Ses mots étaient hésitants, maladroits et exprimaient mal ce qu'il ressentait.

– Nous devons penser l'avenir autrement que par nous deux. Je sais que je rencontrerai des femmes, puis une femme que j'aurai envie de garder…

Les yeux du Poisson lançaient des éclairs, il n'avait pas l'air d'apprécier ce petit discours. Pourtant, il n'ouvrait toujours pas la bouche, attendant la suite.

– Mais je tiens à te promettre une chose. Je te promets que jamais je ne regarderai un autre homme. Jamais je n'aimerai un autre homme. Tu resteras pour toujours, le seul homme de ma vie.

Soudain, les mains nues d'Aphrodite lui agrippèrent brutalement l'arrière du crâne. Pourtant, avec prévenance, il avait évité les oreilles, le cou, la nuque et ne touchait que ses cheveux. Ses doigts serraient fort.

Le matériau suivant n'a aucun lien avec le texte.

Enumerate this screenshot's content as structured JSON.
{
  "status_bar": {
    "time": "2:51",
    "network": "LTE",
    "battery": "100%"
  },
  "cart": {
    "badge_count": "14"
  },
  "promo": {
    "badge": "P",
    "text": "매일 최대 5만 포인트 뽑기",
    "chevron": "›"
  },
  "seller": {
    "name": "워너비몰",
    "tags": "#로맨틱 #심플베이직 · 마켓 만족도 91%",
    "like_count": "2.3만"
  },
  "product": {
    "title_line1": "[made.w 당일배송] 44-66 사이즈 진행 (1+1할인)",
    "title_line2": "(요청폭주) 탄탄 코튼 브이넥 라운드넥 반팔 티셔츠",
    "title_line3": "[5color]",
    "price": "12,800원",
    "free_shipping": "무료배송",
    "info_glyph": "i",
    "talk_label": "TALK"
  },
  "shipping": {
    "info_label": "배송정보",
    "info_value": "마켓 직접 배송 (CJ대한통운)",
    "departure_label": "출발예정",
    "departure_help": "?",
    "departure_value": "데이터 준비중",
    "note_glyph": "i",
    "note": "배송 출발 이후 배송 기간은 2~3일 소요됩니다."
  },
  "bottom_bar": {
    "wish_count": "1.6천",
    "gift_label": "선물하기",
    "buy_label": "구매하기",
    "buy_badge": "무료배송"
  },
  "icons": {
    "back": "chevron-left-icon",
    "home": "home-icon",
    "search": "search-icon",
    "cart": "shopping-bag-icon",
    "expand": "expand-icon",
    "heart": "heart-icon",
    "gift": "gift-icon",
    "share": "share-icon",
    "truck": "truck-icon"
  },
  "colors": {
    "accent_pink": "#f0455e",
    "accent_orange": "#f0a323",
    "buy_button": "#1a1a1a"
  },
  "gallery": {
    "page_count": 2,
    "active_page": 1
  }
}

– Tu me le jures ? le Poisson lui parlait pour la première fois depuis longtemps.

– Je te le jure.

Aphrodite sourit et Deathmask sut qu'il venait de sauver leur amitié. Il ferma les yeux de soulagement.

Leur reflet dans le miroir avec les mains d'Aphrodite perdues dans ses cheveux et leurs visages penchés l'un vers l'autre, renvoyait l'image d'un baiser impossible.